Golden 1 Growing Pains for the Kings

Written By Mauricio Segura //  Photo: Golden Bay Times Graphics Dept.

OCT 28, 2025

     The Sacramento Kings began the 2025-26 season with a 1-2 record, and while it’s far too early to make sweeping judgments, three numbers from their first three games are sending serious warning signals. These aren’t random quirks; they hint at underlying issues that could hold this team back if they aren’t fixed soon.

The first glaring stat is 36.7 rebounds per game. That figure ties Sacramento for the worst mark in the league through the early slate of games, down sharply from last season’s average of about 44.2. The drop is significant, and one reason cited is Domantas Sabonis missing the opener with a hamstring issue. Even when healthy, though, the team has been consistently second best on the boards, being out-rebounded 148 to 110 across those first three games.

Rebounding isn’t flashy, but it wins games. Grabbing the glass denies opponents second chances and creates more for yourself. When you lose that battle, every possession starts at a disadvantage. Opponents pile up extra opportunities, and the Kings are constantly playing from behind before they even get a shot off.

The second concerning number centers around Sabonis again, this time in his playmaking role. Last season he averaged around six assists per game; the year before, it was over eight. Through the first three games of this season, that number has dropped to just two assists per game. The idea is to use Sabonis’s vision and passing ability to create offense, positioning him as the hub. On paper, it’s smart. In practice, if his teammates aren’t cutting sharply, moving off the ball, or hitting open looks, then the entire scheme collapses. Sabonis can only create so much without cooperation. When passes don’t lead to baskets, the team’s rhythm disappears and the half-court offense sputters.

The third key number, however, offers a mix of good and bad. The Kings are shooting 41.4 percent from three-point range while holding opponents to 31.0 percent. Those are elite figures that show potential if they last. Early season shooting spikes are notoriously unreliable, and over time averages tend to even out. If Sacramento’s perimeter shooting holds steady, it will open up the floor and give the offense breathing room. But if the accuracy cools off, the Kings will lose the one area where they’ve been outperforming expectations.

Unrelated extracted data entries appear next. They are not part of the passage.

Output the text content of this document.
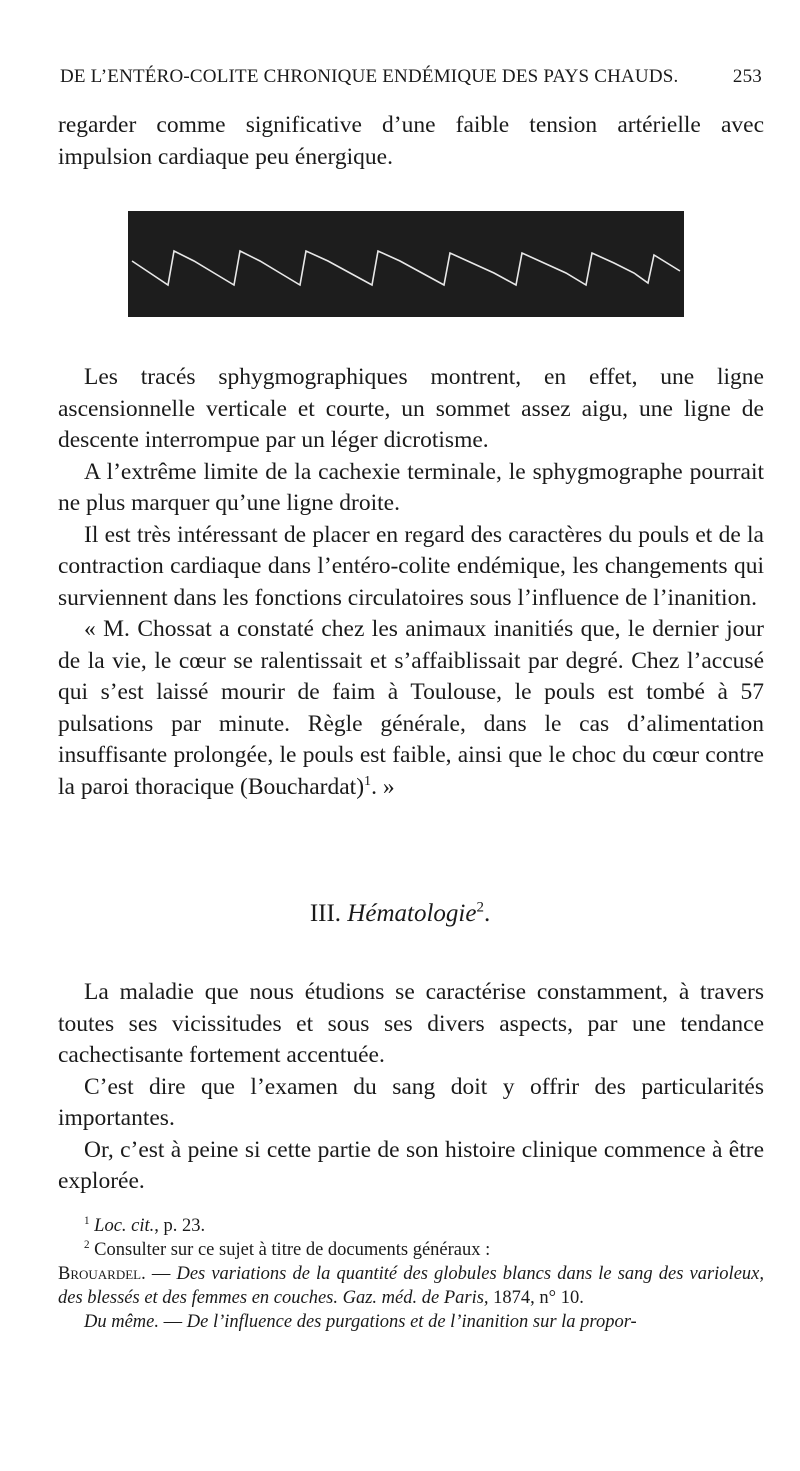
DE L’ENTÉRO-COLITE CHRONIQUE ENDÉMIQUE DES PAYS CHAUDS.	253

regarder comme significative d’une faible tension artérielle avec impulsion cardiaque peu énergique.

Les tracés sphygmographiques montrent, en effet, une ligne ascensionnelle verticale et courte, un sommet assez aigu, une ligne de descente interrompue par un léger dicrotisme.

A l’extrême limite de la cachexie terminale, le sphygmographe pourrait ne plus marquer qu’une ligne droite.

Il est très intéressant de placer en regard des caractères du pouls et de la contraction cardiaque dans l’entéro-colite endémique, les changements qui surviennent dans les fonctions circulatoires sous l’influence de l’inanition.

« M. Chossat a constaté chez les animaux inanitiés que, le dernier jour de la vie, le cœur se ralentissait et s’affaiblissait par degré. Chez l’accusé qui s’est laissé mourir de faim à Toulouse, le pouls est tombé à 57 pulsations par minute. Règle générale, dans le cas d’alimentation insuffisante prolongée, le pouls est faible, ainsi que le choc du cœur contre la paroi thoracique (Bouchardat)$^1$. »

III. Hématologie$^2$.

La maladie que nous étudions se caractérise constamment, à travers toutes ses vicissitudes et sous ses divers aspects, par une tendance cachectisante fortement accentuée.

C’est dire que l’examen du sang doit y offrir des particularités importantes.

Or, c’est à peine si cette partie de son histoire clinique commence à être explorée.

$^1$ Loc. cit., p. 23.

$^2$ Consulter sur ce sujet à titre de documents généraux :

Brouardel. — Des variations de la quantité des globules blancs dans le sang des varioleux, des blessés et des femmes en couches. Gaz. méd. de Paris, 1874, n° 10.

Du même. — De l’influence des purgations et de l’inanition sur la propor-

Together, these three stats form a troubling triangle. Weak rebounding means fewer second-chance points and fewer fast-break chances. Reduced ball movement stalls the offense. And hot three-point shooting, while welcome, won’t mask fundamental flaws forever. The Kings don’t need perfection; they just need balance. When they protect the boards, keep the ball moving, and continue spacing the floor, they look like a playoff team. When one of those pillars collapses, everything else follows.

To be fair, it’s early. Three games in October don’t define a season. Injuries, lineup adjustments, and simple timing issues can distort early data. Sabonis missing the first game certainly didn’t help. But numbers like these tend to expose patterns, not coincidences. Sacramento’s rebounding struggles, declining assist numbers, and inconsistent rhythm are symptoms of something real, issues of chemistry, effort, and execution that can’t be ignored.

If the Kings want to flip the script, they’ll need to attack the boards with purpose, reestablish the crisp ball movement that made their offense hum in past seasons, and keep defenses honest with disciplined three-point shooting. The pieces are there; they just need to fit again.

The warning lights are flashing, but this isn’t panic time, it’s adjustment time. With Sabonis healthy, a talented rotation, and a coach who knows how to spark urgency, Sacramento can turn this around quickly. But they’ll need to act fast before those three numbers define something much worse than a slow start.